Deuxièmement, qu’advient-il de l’option d’histoire-géographie en classe de terminale scientifique, contrepartie pourtant indispensable à la disparition de la matière en tant qu’enseignement obligatoire ? À l’heure où l’éducation est « saignée » – permettez-moi ce mot, qui traduit bien la situation – et le nombre de professeurs réduit à la suite de la mise en œuvre de la révision générale des politiques publiques, la RGPP, tous les lycées offriront-ils réellement cette option ? Je crains que cette éventualité ne soit qu’une illusion…

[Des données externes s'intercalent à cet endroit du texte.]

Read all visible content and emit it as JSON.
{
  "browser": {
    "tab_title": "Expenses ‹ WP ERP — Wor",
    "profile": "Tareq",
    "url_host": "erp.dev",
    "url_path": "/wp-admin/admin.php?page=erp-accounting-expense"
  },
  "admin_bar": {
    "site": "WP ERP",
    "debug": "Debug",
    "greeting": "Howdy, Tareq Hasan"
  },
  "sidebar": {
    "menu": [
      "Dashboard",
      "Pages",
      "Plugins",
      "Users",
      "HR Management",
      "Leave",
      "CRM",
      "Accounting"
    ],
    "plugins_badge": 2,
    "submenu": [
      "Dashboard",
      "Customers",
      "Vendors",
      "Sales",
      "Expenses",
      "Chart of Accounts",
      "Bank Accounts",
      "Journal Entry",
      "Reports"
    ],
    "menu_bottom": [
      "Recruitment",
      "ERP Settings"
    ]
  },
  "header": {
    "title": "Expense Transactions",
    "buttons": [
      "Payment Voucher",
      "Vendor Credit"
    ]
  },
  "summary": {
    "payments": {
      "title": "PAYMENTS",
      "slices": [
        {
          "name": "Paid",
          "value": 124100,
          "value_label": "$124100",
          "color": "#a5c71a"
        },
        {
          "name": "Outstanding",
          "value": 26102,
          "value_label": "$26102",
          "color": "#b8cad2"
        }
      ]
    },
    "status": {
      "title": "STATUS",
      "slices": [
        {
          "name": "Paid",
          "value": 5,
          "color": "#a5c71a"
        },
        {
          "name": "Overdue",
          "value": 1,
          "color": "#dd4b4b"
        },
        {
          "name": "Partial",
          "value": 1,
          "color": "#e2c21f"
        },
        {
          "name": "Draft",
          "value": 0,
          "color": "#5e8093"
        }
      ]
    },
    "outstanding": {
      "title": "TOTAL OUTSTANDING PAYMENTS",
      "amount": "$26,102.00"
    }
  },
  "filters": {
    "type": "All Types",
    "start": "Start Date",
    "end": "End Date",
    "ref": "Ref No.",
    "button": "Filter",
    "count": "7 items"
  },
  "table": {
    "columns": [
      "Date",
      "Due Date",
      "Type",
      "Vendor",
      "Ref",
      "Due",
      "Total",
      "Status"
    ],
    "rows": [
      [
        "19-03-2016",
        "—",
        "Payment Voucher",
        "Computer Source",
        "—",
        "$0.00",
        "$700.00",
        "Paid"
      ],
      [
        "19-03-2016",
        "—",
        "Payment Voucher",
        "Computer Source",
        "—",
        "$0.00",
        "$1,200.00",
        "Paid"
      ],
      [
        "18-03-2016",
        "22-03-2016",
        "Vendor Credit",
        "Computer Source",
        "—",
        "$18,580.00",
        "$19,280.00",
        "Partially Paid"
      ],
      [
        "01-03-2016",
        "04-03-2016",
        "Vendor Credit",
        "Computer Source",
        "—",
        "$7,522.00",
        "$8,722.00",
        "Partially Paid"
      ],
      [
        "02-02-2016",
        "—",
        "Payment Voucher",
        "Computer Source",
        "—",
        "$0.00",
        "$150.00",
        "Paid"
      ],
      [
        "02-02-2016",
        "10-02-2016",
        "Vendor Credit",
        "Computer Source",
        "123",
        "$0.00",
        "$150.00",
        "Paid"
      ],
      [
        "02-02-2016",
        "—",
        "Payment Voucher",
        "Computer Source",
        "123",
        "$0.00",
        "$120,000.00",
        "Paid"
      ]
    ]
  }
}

Au moment où le repli sur soi menace, l’histoire et la géographie sont autant de repères qui permettent d’éveiller l’esprit critique et de mieux comprendre le présent et autrui. Dans cet hémicycle, sensible peut-être plus que d’autres à l’histoire et à la mémoire, permettez-moi d’invoquer Martin Luther King, qui s’exclamait : « Ce n’est pas nous qui faisons l’histoire. C’est l’histoire qui nous fait. »
Il conviendrait par conséquent de réadapter l’enseignement de l’histoire-géographie dans les classes de première et de terminale scientifiques, et de rééquilibrer la charge de travail pesant sur les étudiants et les professeurs, comme ceux-ci le souhaitent. Le Gouvernement entend-il suivre cette voie ?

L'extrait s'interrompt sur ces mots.